Calculating Mean, Mode, Median, Quantiles, Maximum, Minimum, and Outliers
import numpy as np
import pandas as pd
import matplotlib.pyplot as plt
import seaborn as sns
from scipy.stats import gaussian_kde, mode
# Given grades data
grades = pd.Series([50.0, 50.0, 47.0, 97.0, 49.0, 3.0, 53.0, 42.0, 26.0, 74.0,
82.0, 62.0, 37.0, 15.0, 70.0, 27.0, 36.0, 35.0, 48.0, 52.0,
63.0, 64.0])
# Calculating mean, mode, and median
mean_grade = grades.mean()
mode_grade = mode(grades).mode[0]
median_grade = grades.median()
# Calculating quantiles
quantiles = grades.quantile([0.25, 0.5, 0.75])
q1 = quantiles[0.25]
q3 = quantiles[0.75]
# Calculating maximum and minimum
max_grade = grades.max()
min_grade = grades.min()
# Calculating interquartile range (IQR) and identifying outliers
iqr = q3 - q1
lower_bound = q1 - 1.5 * iqr
upper_bound = q3 + 1.5 * iqr
outliers = grades[(grades < lower_bound) | (grades > upper_bound)]
print(f"Mean: {mean_grade}")
print(f"Mode: {mode_grade}")
print(f"Median: {median_grade}")
print(f"Quantiles: \n{quantiles}")
print(f"Max: {max_grade}")
print(f"Min: {min_grade}")
print(f"Lower Bound for Outliers: {lower_bound}")
print(f"Upper Bound for Outliers: {upper_bound}")
print(f"Outliers: \n{outliers}")
Plotting Histogram, Density Plot, and Box Plot
# Plotting Histogram
plt.figure(figsize=(15, 5))
plt.subplot(1, 3, 1)
plt.hist(grades, bins=10, edgecolor='black')
plt.title('Histogram of Grades')
plt.xlabel('Grade')
plt.ylabel('Frequency')
# Plotting Density Plot
plt.subplot(1, 3, 2)
sns.kdeplot(grades, shade=True)
plt.title('Density Plot of Grades')
plt.xlabel('Grade')
plt.ylabel('Density')
# Plotting Box Plot
plt.subplot(1, 3, 3)
sns.boxplot(grades)
plt.title('Box Plot of Grades')
plt.xlabel('Grade')
plt.tight_layout()
plt.show()
Explanation of Plots
-
Histogram:
- x-axis: Represents the grade values.
- y-axis: Represents the frequency (number of occurrences) of each grade range.
- Meaning: The histogram shows how frequently each grade range appears in the dataset.
-
Density Plot:
- x-axis: Represents the grade values.
- y-axis: Represents the probability density.

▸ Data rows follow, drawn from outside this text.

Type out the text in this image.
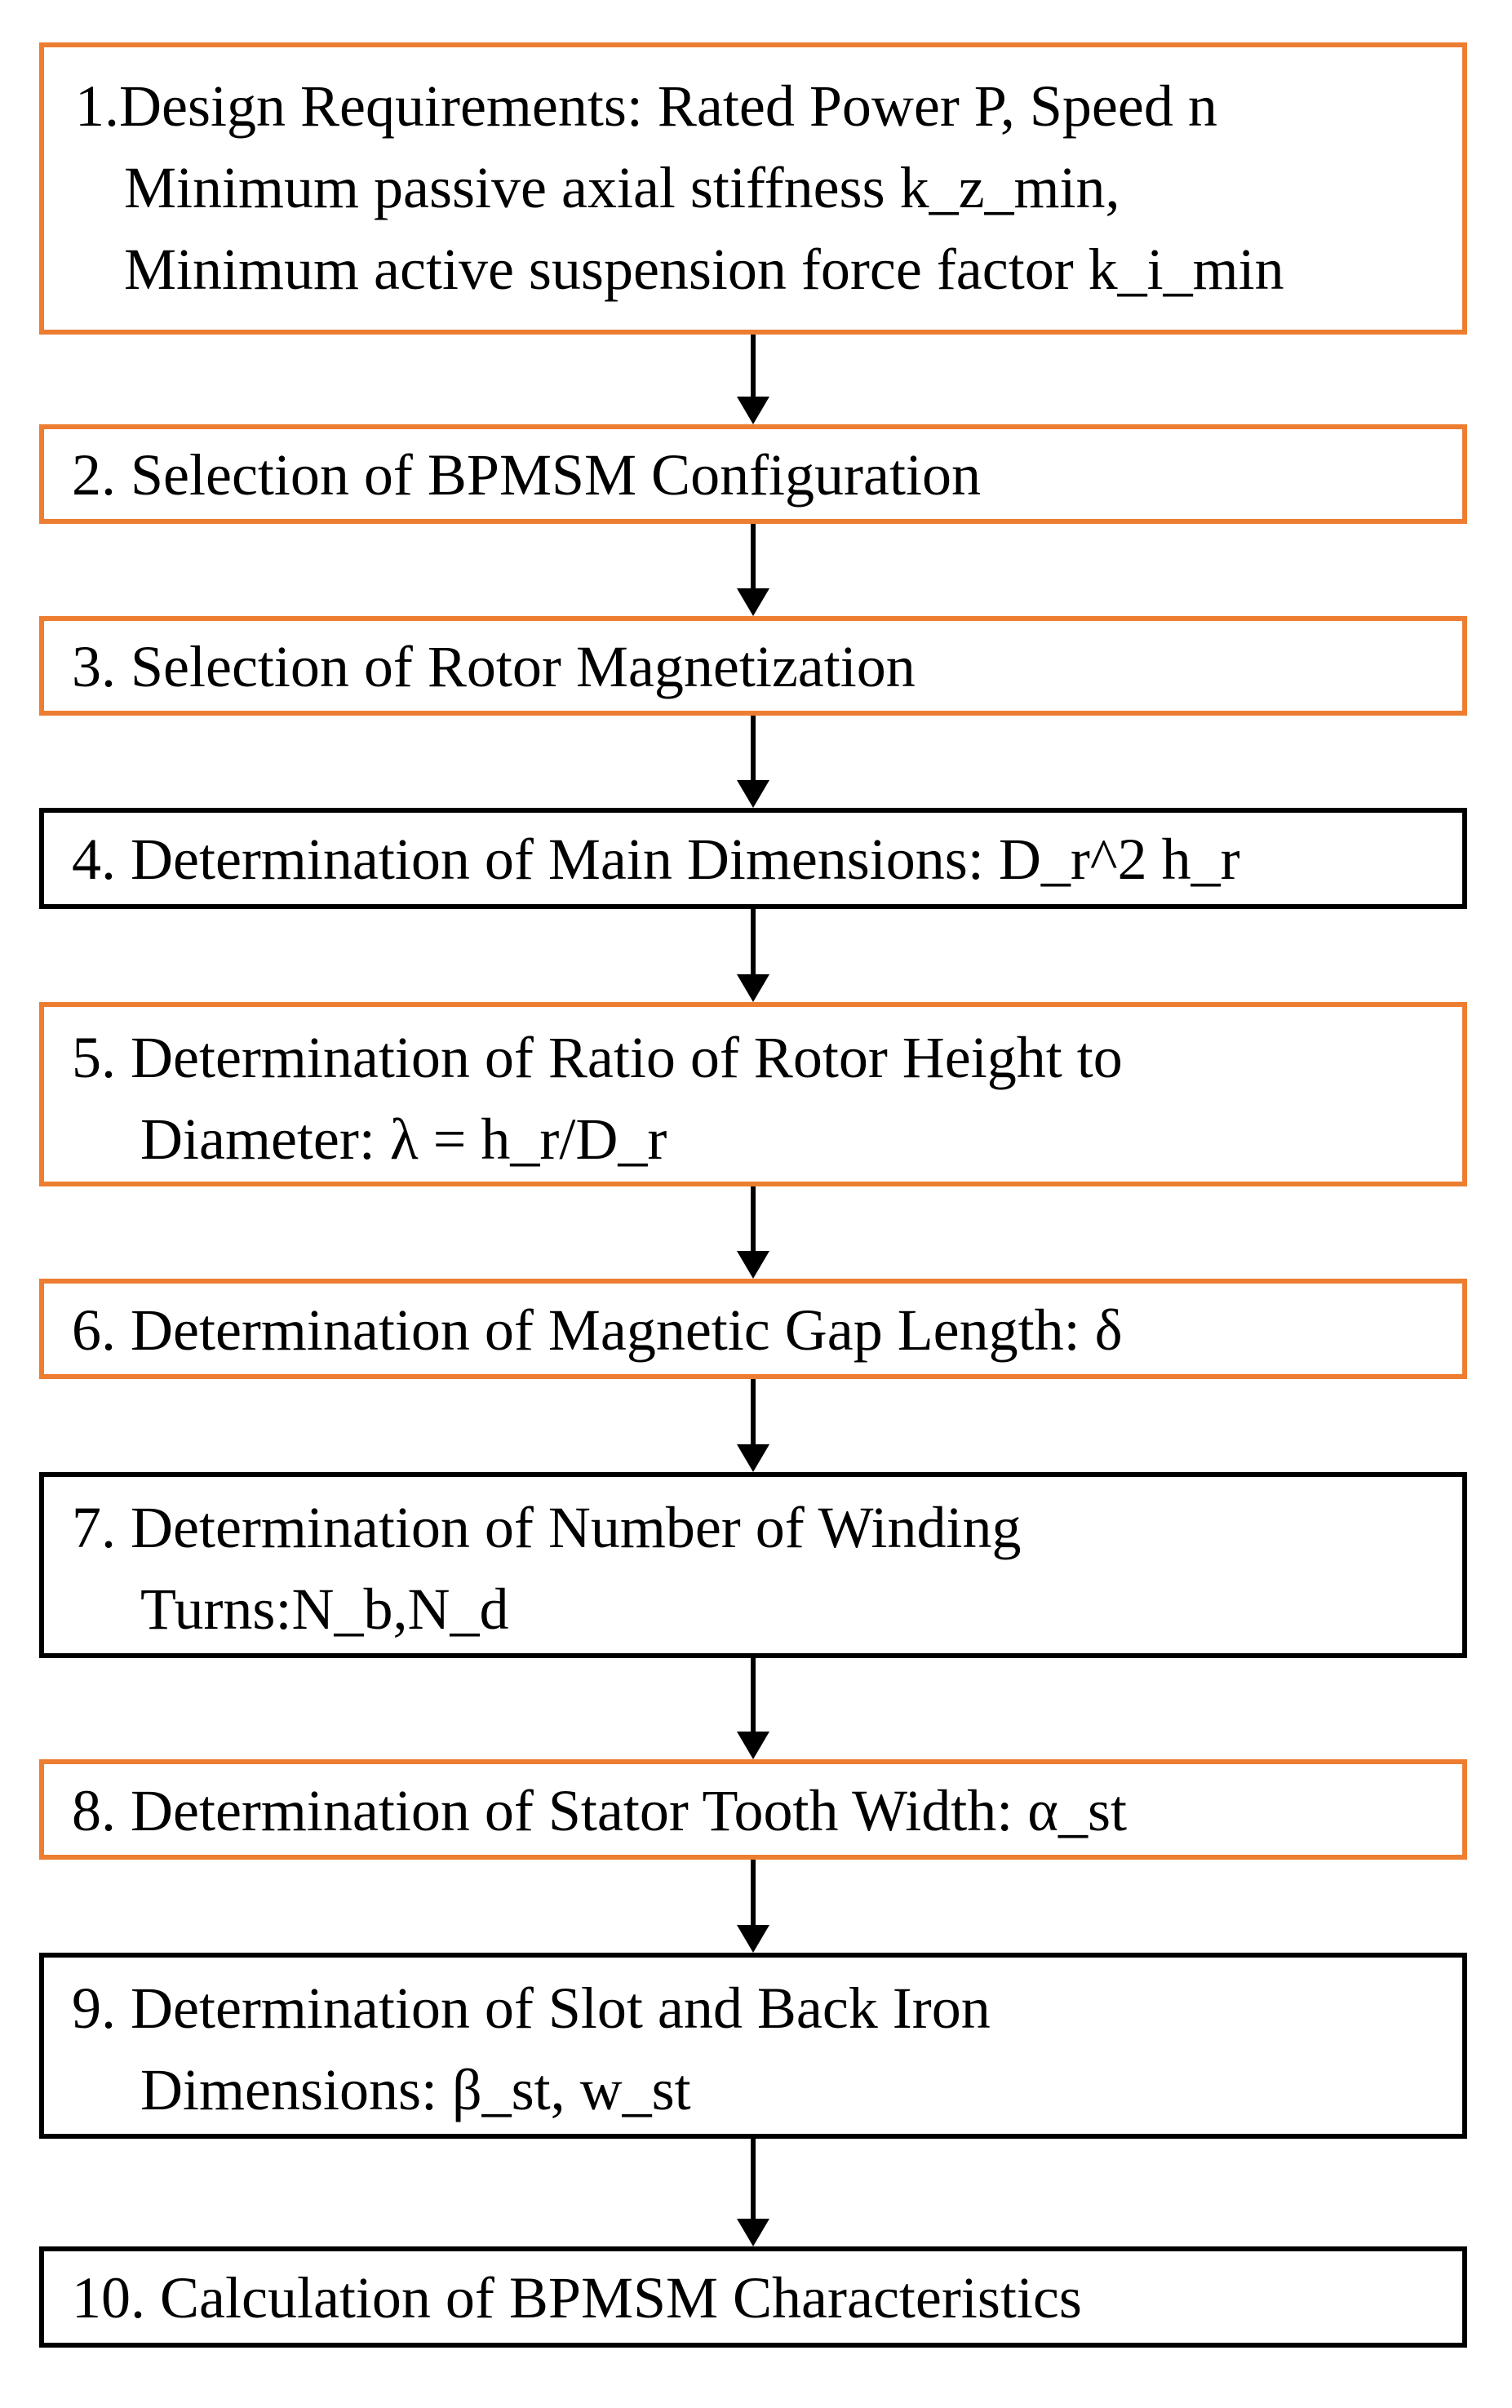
1.Design Requirements: Rated Power P, Speed n
Minimum passive axial stiffness k_z_min,
Minimum active suspension force factor k_i_min
2. Selection of BPMSM Configuration
3. Selection of Rotor Magnetization
4. Determination of Main Dimensions: D_r^2 h_r
5. Determination of Ratio of Rotor Height to
Diameter: λ = h_r/D_r
6. Determination of Magnetic Gap Length: δ
7. Determination of Number of Winding
Turns:N_b,N_d
8. Determination of Stator Tooth Width: α_st
9. Determination of Slot and Back Iron
Dimensions: β_st, w_st
10. Calculation of BPMSM Characteristics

- Meaning: The density plot is a smoothed version of the histogram. It shows the distribution of grades and helps identify the areas where grades are more concentrated.
-
Box Plot:
- x-axis: Represents the grade values.
- y-axis: Not applicable here as it’s a vertical plot.

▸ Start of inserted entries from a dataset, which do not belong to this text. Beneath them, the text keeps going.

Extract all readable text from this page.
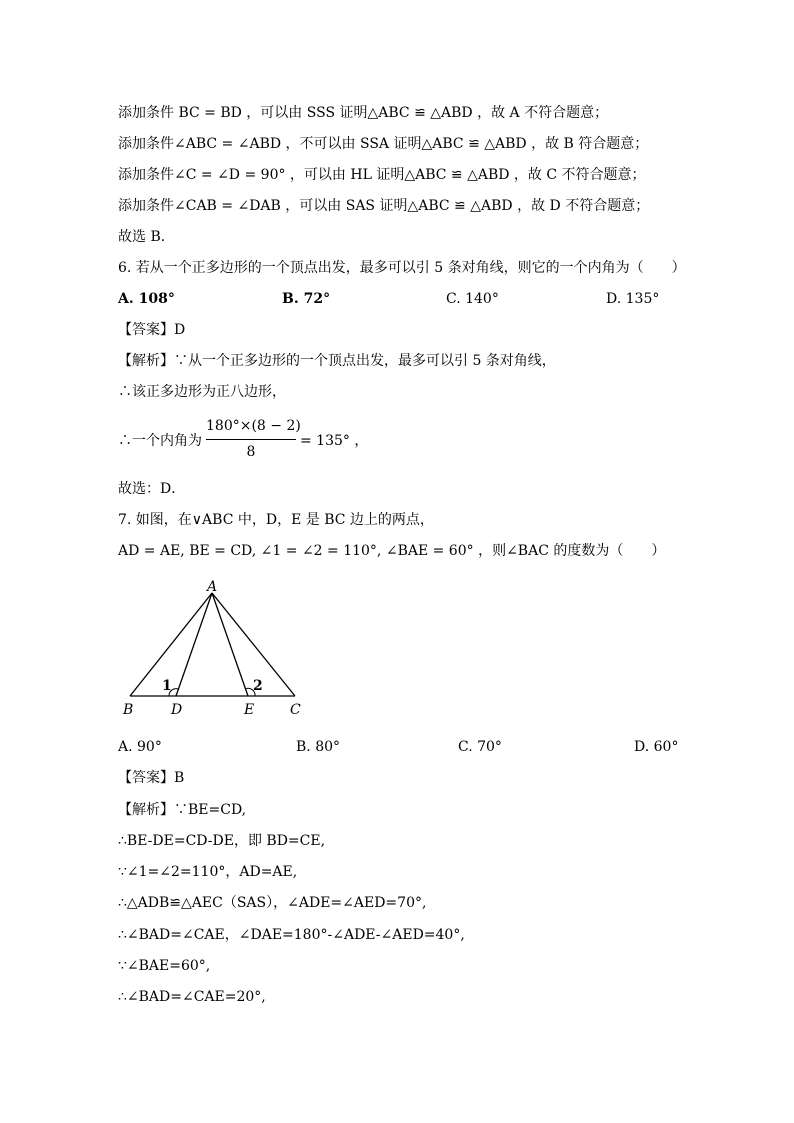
添加条件 BC = BD ，可以由 SSS 证明△ABC ≌ △ABD ，故 A 不符合题意；
添加条件∠ABC = ∠ABD ，不可以由 SSA 证明△ABC ≌ △ABD ，故 B 符合题意；
添加条件∠C = ∠D = 90° ，可以由 HL 证明△ABC ≌ △ABD ，故 C 不符合题意；
添加条件∠CAB = ∠DAB ，可以由 SAS 证明△ABC ≌ △ABD ，故 D 不符合题意；
故选 B．
6. 若从一个正多边形的一个顶点出发，最多可以引 5 条对角线，则它的一个内角为（　　）
A. 108°	B. 72°	C. 140°	D. 135°
【答案】D
【解析】∵从一个正多边形的一个顶点出发，最多可以引 5 条对角线，
∴该正多边形为正八边形，
∴一个内角为
180°×(8 − 2)
8
= 135° ，
故选：D．
7. 如图，在∨ABC 中，D，E 是 BC 边上的两点，
AD = AE, BE = CD, ∠1 = ∠2 = 110°, ∠BAE = 60° ，则∠BAC 的度数为（　　）
A
B	D	E	C
1	2
A. 90°	B. 80°	C. 70°	D. 60°
【答案】B
【解析】∵BE=CD,
∴BE-DE=CD-DE，即 BD=CE,
∵∠1=∠2=110°，AD=AE,
∴△ADB≌△AEC（SAS），∠ADE=∠AED=70°,
∴∠BAD=∠CAE，∠DAE=180°-∠ADE-∠AED=40°,
∵∠BAE=60°,
∴∠BAD=∠CAE=20°,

- Meaning: The box plot shows the five-number summary of the data: minimum, first quartile (Q1), median, third quartile (Q3), and maximum. It also highlights any potential outliers.

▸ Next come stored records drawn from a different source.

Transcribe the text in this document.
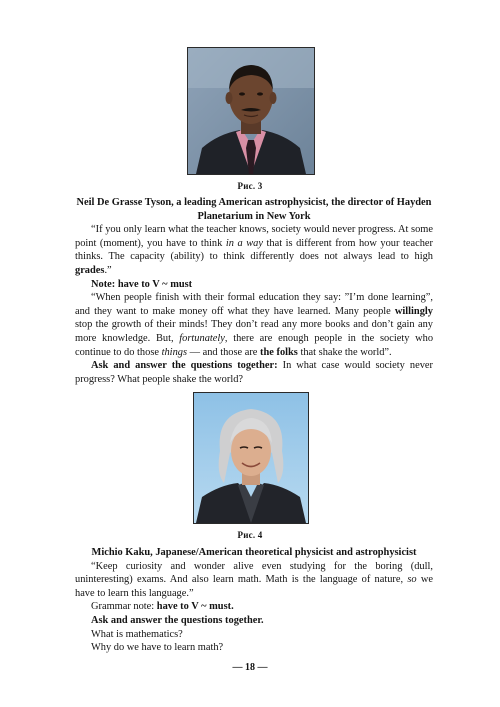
Рис. 3

Neil De Grasse Tyson, a leading American astrophysicist, the director of Hayden Planetarium in New York

“If you only learn what the teacher knows, society would never progress. At some point (moment), you have to think in a way that is different from how your teacher thinks. The capacity (ability) to think differently does not always lead to high grades.”

Note: have to V ~ must

“When people finish with their formal education they say: ”I’m done learning”, and they want to make money off what they have learned. Many people willingly stop the growth of their minds! They don’t read any more books and don’t gain any more knowledge. But, fortunately, there are enough people in the society who continue to do those things — and those are the folks that shake the world”.

Ask and answer the questions together: In what case would society never progress? What people shake the world?

Рис. 4

Michio Kaku, Japanese/American theoretical physicist and astrophysicist

“Keep curiosity and wonder alive even studying for the boring (dull, uninteresting) exams. And also learn math. Math is the language of nature, so we have to learn this language.”

Grammar note: have to V ~ must.

Ask and answer the questions together.

What is mathematics?

Why do we have to learn math?

— 18 —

Introducing the Probability Density Function (PDF)
The Probability Density Function (PDF) describes the likelihood of a continuous random variable to take on a particular value. For a given interval, the area under the curve of the PDF over that interval represents the probability of the variable falling within the interval.
Calculating Probability Density and Interval Probabilities
# Calculate the probability density function
kde = gaussian_kde(grades)
density_at_37 = kde(37)[0]
print(f"Density at 37: {density_at_37}")
# Calculate probability between 36 and 38
prob_36_to_38 = kde.integrate_box_1d(36, 38)
print(f"Probability between 36 and 38: {prob_36_to_38:.4f}")
Explanation of PDF and Interval Probability
-
Probability Density at a Point (e.g., 37):
- Meaning: The density value at x = 37 indicates how dense the data is around the score of 37. It is not a probability but a density value.
- Example: Density at 37: 0.014779821322454553 means the data is relatively dense around 37.
-
Probability over an Interval (e.g., 36 to 38):
- Meaning: The probability of grades falling between 36 and 38 is the area under the PDF curve between these two points.
- Example: Probability between 36 and 38: 0.0296 means there is a 2.96% chance that a randomly selected grade from this dataset will fall within this range.